AWS ACM limits the number of certificates you can request per year. This error occurs when you exceed your account's certificate quota or domain limit. Resolve it by requesting a quota increase or reusing existing certificates.
AWS Certificate Manager (ACM) enforces quota limits to prevent abuse and manage resource allocation. When you hit a LimitExceededException, it means your AWS account has reached one of two types of limits: 1. **Certificate count limit**: By default, you can request 2,500 certificates per account. You can request up to 5,000 certificates in any 365-day period (twice your account quota). 2. **Domains per certificate limit**: Each ACM certificate can have a default maximum of 10 domain names (Subject Alternative Names). This can be increased up to 100 with a quota increase request. When Terraform attempts to create an ACM certificate and hits this limit, AWS returns a LimitExceededException error and the `aws_acm_certificate` resource creation fails.
Log into your AWS Console and navigate to AWS Certificate Manager. Count how many certificates you currently have, or use the AWS CLI:
aws acm list-certificates --region us-east-1This shows all certificates in the specified region. Note that ACM quotas are per-region per-account, so you'll need to check multiple regions if you use them.
Check if Terraform is trying to create duplicate certificates:
terraform state list | grep aws_acm_certificateIf the certificate already exists in state but you're getting an error, try:
terraform refreshThis updates your state file to match actual AWS resources. If the certificate exists in AWS but not in your Terraform state, import it:
terraform import aws_acm_certificate.example <certificate-arn>Get the certificate ARN from the AWS Console under Certificate Manager.
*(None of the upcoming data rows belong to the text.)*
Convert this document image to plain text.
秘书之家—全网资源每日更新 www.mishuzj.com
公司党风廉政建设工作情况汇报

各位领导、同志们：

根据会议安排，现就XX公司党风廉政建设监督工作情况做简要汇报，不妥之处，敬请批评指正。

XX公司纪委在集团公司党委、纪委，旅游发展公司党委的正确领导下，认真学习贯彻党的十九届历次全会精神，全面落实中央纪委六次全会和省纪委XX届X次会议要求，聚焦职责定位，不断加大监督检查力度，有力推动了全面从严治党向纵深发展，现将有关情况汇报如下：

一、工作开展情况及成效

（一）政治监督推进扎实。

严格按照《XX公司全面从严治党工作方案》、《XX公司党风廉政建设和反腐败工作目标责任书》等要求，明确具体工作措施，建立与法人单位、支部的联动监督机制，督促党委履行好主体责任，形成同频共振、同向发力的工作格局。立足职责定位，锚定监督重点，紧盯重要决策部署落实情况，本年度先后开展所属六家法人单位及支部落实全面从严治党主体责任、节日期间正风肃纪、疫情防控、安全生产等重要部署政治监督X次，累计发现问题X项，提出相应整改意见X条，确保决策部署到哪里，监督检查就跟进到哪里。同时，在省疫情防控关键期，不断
If your error message says "Certificate has too many domains", you're hitting the per-certificate domain limit. Split your domains across multiple certificates:
Instead of:
resource "aws_acm_certificate" "main" {
domain_name = "example.com"
subject_alternative_names = [
"api.example.com",
"app.example.com",
"cdn.example.com",
# ... many more domains
]
validation_method = "DNS"
}Use wildcards or split into multiple certificates:
resource "aws_acm_certificate" "main" {
domain_name = "example.com"
subject_alternative_names = ["*.example.com"]
validation_method = "DNS"
}
resource "aws_acm_certificate" "secondary" {
domain_name = "another.com"
subject_alternative_names = ["*.another.com"]
validation_method = "DNS"
}If you legitimately need more certificates or domains, request a quota increase:
1. Go to AWS Service Quotas console: https://console.aws.amazon.com/servicequotas
2. Search for "Certificate Manager"
3. Find the quota you need to increase:
- "Number of certificates per account" (currently 2,500)
- "Domain names per ACM certificate" (currently 10, max 100)
4. Click on the quota, then "Request quota increase"
5. Enter your desired value
6. Submit the request
AWS typically approves quota increases within minutes to hours. You'll receive an email confirmation.
If you don't need an increase, free up quota by deleting unused certificates:
# List certificates in AWS Console or via CLI
aws acm list-certificates --region us-east-1
# Delete a specific certificate (via Console)
# Note: You cannot delete a certificate in use by other AWS servicesCertificates deleted within the past 365 days still count against your yearly quota. If you're concerned about quota, requesting an increase is faster than waiting for the 365-day window to pass.
Once your quota increase is approved, retry your Terraform deployment:
terraform plan
terraform applyIf using CI/CD, ensure your pipeline has the latest AWS credentials with proper IAM permissions to create ACM certificates.
Why Terraform may create duplicate certificates: If your Terraform state file is stored locally or not properly persisted in a remote backend, Terraform loses track of created certificates. Each time you run terraform apply, it thinks the certificate doesn't exist and tries to create a new one. Always use a remote state backend (S3 + DynamoDB, Terraform Cloud, etc.) for production.
Multi-region considerations: ACM quotas are per-region. A certificate created in us-east-1 doesn't count toward quotas in us-west-2. However, if you're managing infrastructure across many regions, your global quota can still be exceeded.
Certificate lifecycle: Unlike some services, deleted ACM certificates still count toward your yearly quota for 365 days. This is to prevent abuse (repeatedly creating and deleting certificates). Plan your certificate strategy accordingly.
Wildcard certificates: Using wildcard domains (*.example.com) is a good way to reduce the number of domain entries per certificate without hitting the per-certificate domain limit.